CIPP future of payroll survey report 2019


Has your payslip distribution method changed as a result of GDPR? GDPR has had wide-ranging impacts since May 25 2018 so this question was posed to see if the payslip distribution has been changed. Only 21.94% of respondents stated that it had.

Has the information on your payslip changed as a result of GDPR? Only five percent answered that it had changed because of GDPR so there appears to be little impact in that respect.

How do you normally distribute your payslips? Multiple answers were allowed to this question, to reflect the fact organisations can, and it appears they still do, use different ways of delivering payslips to employees.

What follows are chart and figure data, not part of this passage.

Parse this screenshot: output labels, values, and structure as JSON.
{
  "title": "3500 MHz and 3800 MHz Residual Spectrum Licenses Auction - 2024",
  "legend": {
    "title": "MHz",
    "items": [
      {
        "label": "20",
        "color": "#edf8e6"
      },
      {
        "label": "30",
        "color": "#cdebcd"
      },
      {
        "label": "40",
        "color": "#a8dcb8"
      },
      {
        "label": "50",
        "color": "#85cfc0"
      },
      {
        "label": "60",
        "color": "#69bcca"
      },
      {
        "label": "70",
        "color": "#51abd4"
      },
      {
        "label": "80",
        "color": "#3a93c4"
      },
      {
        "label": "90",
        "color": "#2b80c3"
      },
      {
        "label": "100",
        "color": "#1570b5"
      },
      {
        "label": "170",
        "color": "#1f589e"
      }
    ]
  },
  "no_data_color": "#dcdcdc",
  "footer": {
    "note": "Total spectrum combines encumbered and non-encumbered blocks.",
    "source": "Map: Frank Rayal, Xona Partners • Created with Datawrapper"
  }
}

60.22% 40.06% 35.36% 19.34% 12.43% 11.05% 6.91%

The most common delivery method today is ‘self-service’ (employees’ access via a computer, laptop or mobile device) ( 60.22% ) and with the advent of more and more technological advances, you can really see this increasing. It would be interesting to understand if the GDPR influenced the rise in self-service use this year: as payroll sought a secure way to present information to employees. It may be, that mobile device use is the greatest attraction: Payroll taking advantage of our obsession as adults with mobiles and tablets. It’s no surprise that the second most common method is still ‘posted’ ( 40.06% ); currently there are still employees who need to have their payslip posted. Typically employees need print because a) they aren’t licensed users, or have regular access to, the system that hosts epayslips or b) they work in an environment where they can’t access the epayslip securely during working hours and it isn’t available at home or on the go. c) they still want - or in the case of employees with visual impairments need a physical payslip. For those respondents who are still using this method can you identify the reasons print is still needed and seek ways to reduce it or automate it (asking a secure supplier to help you get more employees online or to print and mail payslips for you? Printing and posting is expensive and time consuming and one area you can automate to free resource for more strategic tasks. In third place is the use of ‘email’ ( 35.36% ). Given concerns on data protection reflected in this report and the inherent risks associated with email i.e. what if someone’s unencrypted and non-password protected payslip goes to the wrong person or the password protected file is intercepted and hacked, this is a concerning statistic. Those using this method should seek assurances from security professionals that the use of email doesn’t pose a data risk. The last four choices which were selected are ‘sent to departments for distribution’ ( 19.34% ), ‘hand delivered by payroll department’ ( 12.43% ), ‘sent directly to clients for distribution’ ( 11.05% ) and ‘employee collects from payroll department/other designated area’ ( 6.91% ). It’s great to see there’s still a human element in the last four choices. However, is this really where payroll should be spending their time and how effective is this when you look at the other methods of distribution? Is this something employees still want?